Je créais des rêves chaque nuit jusqu'à perdre la notion du temps. Un jour, j'ai dormi plus de 12 heures. Je m'en suis rendu compte quand je me suis réveillée, il était 10 h du matin. Ce jour-là, j'avais un examen de biologie et je l'ai raté. À cause de ça, j'ai dû refaire la classe alors que je devais entrer en première année universitaire cette année.

Ça ne m'a pas empêchée de continuer mes voyages dans d'autres réalités désirées, comme celle que je visite depuis 6 mois déjà.

Une autre rêve dans lequel je suis sur le point de m'aventurer encore une fois. Au début, je voulais juste donner un sens à mon fantasme, mais j'ai fini par m'y rendre chaque jour pour le voir.

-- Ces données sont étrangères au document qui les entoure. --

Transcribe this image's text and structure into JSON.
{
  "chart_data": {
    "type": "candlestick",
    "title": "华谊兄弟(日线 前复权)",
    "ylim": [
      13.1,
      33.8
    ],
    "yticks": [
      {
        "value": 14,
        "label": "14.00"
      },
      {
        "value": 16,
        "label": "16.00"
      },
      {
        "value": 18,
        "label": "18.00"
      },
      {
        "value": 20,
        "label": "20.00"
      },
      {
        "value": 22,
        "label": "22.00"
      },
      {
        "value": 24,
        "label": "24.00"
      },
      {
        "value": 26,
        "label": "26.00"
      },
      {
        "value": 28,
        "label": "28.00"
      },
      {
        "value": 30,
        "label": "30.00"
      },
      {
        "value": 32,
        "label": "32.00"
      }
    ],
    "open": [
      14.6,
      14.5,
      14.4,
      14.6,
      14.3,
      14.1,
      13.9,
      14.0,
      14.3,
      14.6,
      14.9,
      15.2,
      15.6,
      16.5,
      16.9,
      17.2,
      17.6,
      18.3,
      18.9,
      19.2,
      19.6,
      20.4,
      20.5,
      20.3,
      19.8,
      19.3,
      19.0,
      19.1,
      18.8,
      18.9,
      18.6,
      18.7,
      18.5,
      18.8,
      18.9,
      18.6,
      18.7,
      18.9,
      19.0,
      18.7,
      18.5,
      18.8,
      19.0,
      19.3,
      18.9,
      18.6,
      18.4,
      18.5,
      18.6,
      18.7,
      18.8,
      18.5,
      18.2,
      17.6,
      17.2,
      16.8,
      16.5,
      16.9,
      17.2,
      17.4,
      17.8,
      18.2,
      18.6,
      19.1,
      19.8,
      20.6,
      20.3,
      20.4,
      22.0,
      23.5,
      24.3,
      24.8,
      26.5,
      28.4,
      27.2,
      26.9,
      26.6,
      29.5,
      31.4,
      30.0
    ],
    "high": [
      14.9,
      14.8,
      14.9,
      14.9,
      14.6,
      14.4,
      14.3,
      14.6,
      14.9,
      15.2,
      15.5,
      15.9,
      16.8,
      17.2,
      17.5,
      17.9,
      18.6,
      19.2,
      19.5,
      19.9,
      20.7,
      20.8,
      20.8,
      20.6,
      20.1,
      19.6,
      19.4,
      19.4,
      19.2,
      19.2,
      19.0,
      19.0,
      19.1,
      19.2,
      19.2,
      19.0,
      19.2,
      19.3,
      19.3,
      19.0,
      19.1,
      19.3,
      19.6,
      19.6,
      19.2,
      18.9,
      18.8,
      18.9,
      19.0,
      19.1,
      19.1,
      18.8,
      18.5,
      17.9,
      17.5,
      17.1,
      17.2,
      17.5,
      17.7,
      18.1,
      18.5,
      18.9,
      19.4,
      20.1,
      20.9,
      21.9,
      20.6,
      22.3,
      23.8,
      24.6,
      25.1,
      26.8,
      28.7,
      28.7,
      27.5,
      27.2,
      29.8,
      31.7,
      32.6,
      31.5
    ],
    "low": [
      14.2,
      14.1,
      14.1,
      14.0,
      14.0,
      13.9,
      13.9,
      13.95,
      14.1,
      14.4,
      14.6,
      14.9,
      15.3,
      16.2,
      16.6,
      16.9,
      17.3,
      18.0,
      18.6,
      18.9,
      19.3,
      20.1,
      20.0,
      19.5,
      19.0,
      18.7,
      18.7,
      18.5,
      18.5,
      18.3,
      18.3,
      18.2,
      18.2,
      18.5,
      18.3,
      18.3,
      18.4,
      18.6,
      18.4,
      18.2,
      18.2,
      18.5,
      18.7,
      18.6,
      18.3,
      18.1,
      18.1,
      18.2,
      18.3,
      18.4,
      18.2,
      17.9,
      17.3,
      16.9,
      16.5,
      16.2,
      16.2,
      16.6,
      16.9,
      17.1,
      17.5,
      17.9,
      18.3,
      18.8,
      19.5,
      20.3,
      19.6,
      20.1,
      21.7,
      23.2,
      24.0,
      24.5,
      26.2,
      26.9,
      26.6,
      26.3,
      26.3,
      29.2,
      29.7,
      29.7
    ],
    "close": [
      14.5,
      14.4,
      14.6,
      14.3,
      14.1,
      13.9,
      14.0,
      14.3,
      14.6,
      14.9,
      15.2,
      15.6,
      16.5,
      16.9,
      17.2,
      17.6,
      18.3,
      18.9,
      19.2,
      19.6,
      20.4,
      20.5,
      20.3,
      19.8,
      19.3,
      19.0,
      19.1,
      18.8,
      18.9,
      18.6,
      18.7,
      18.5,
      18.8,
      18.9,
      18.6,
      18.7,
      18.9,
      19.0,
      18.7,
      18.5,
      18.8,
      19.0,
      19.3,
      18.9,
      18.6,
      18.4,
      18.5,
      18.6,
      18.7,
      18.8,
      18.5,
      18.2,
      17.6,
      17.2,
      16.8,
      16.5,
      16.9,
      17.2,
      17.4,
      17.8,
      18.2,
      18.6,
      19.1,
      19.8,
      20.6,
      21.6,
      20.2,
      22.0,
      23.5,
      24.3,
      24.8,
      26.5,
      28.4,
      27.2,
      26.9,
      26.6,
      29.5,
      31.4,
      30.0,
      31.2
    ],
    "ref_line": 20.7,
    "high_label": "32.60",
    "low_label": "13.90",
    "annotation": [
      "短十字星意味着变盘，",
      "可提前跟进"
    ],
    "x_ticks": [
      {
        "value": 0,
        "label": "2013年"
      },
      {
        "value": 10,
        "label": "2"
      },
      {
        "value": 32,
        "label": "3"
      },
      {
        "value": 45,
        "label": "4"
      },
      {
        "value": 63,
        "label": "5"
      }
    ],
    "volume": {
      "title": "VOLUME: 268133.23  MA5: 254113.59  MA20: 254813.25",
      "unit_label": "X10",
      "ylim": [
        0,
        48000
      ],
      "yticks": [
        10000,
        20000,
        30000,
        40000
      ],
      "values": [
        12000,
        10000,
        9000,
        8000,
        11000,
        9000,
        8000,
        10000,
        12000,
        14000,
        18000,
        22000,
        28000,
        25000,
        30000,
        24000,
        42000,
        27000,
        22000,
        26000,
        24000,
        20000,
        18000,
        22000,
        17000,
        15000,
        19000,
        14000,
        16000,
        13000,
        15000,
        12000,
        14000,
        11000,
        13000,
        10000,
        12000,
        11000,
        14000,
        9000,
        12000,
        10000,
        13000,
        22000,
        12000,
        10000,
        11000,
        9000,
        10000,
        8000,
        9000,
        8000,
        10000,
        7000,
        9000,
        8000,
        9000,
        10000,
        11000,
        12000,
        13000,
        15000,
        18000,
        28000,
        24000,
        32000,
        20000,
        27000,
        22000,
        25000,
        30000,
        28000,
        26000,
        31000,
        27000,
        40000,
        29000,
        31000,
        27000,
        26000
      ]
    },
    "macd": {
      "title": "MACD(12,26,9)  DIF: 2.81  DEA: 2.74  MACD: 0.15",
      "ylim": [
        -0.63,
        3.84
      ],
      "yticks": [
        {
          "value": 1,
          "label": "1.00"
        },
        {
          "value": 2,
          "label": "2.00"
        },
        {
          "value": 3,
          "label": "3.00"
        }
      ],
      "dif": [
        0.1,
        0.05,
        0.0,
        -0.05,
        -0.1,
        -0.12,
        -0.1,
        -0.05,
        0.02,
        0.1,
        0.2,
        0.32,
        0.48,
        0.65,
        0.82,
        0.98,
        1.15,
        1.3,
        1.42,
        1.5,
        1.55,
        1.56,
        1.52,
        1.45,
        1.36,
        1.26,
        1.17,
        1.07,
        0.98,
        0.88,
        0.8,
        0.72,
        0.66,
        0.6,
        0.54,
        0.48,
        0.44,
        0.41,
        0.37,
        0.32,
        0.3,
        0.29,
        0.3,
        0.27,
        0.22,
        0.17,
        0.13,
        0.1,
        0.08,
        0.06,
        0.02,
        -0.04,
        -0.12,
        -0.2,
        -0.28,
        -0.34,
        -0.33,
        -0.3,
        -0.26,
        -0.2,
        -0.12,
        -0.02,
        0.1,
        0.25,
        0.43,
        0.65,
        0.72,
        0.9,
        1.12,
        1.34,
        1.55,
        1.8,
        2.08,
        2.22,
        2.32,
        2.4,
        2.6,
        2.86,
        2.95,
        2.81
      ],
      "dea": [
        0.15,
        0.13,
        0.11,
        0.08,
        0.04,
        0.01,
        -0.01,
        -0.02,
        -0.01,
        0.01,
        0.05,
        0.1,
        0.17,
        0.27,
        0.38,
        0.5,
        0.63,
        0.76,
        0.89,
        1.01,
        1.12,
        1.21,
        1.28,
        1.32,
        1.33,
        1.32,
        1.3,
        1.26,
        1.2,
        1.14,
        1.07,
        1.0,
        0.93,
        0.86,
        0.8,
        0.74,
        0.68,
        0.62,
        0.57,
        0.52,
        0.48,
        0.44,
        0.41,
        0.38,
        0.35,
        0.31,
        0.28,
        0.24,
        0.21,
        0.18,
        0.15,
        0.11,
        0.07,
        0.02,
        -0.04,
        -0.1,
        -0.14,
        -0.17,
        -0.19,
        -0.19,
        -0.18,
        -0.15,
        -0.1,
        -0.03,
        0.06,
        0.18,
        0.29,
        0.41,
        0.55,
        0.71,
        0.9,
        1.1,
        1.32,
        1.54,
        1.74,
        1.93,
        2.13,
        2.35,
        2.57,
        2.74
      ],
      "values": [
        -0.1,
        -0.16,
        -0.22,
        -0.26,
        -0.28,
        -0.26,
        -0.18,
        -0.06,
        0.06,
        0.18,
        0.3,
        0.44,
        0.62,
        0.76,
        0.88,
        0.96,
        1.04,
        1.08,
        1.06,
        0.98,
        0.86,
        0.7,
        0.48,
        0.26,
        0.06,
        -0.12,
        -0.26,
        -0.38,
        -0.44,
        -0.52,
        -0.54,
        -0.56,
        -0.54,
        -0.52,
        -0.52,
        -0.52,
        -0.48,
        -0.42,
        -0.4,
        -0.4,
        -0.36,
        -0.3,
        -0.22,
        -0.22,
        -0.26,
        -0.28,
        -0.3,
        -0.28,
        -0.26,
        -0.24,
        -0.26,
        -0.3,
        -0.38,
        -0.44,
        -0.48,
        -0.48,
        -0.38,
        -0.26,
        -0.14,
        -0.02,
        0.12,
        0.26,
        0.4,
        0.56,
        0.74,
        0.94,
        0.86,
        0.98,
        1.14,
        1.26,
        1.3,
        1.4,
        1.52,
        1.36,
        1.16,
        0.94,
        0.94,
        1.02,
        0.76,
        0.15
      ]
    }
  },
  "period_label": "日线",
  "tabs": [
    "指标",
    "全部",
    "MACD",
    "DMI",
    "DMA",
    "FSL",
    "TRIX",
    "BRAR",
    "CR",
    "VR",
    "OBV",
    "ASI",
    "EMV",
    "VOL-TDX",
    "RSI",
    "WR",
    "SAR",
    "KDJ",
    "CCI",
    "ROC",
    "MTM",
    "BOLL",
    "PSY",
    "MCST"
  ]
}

Je me détends et commence à compter.

Ça fait partie du processus du shifting.

Je prends une grande inspiration puis.

1, 2, 3, 4, 5, 6, 7, 8, 9, 10,
11, 12, 13, 14, 15, 16, 17, 18, 19, 20,
21, 22, 23, 24, 25, 26, 27, 28, 29, 30,
31, 32, 33, 34, 35, 36, 37, 38, 39, 40,
41, 42, 43, 44, 45, 46, 47, 48, 49, 50,
51, 52, 53, 54, 55, 56, 57, 58, 59, 60,
61, 62, 63, 64, 65, 66, 67, 68, 69, 70,
71, 72, 73, 74, 75, 76, 77, 78, 79, 80,
81, 82, 83, 84, 85, 86, 87, 88, 89, 90,
91, 92, 93, 94, 95, 96, 97, 98, 99, 100.

Tout en me répétant que je veux le voir, le toucher. C'est lui, seulement lui que je veux voir.

Angel. C'est le prénom que je lui ai donné.

Petit à petit, je sens de légers picotements tout au long de mon corps. Mes paupières deviennent lourdes, je me sens emportée par le sommeil...

...

Comme prévu, je me réveille au même endroit, à Volunteer Park. J'adore cet endroit. On y trouve toutes sortes de fleurs, ça me rappelle ma vie d'avant.

Tout à coup, je sens quelqu'un me tenir la main.

Je sais déjà que c'est lui, Angel.

Je me retourne et lui fais face avec un sourire aux lèvres. Il est si beau avec ses yeux marron et ses cheveux bruns. Encore dommage que tout ça ne soit que le fruit de mon imagination.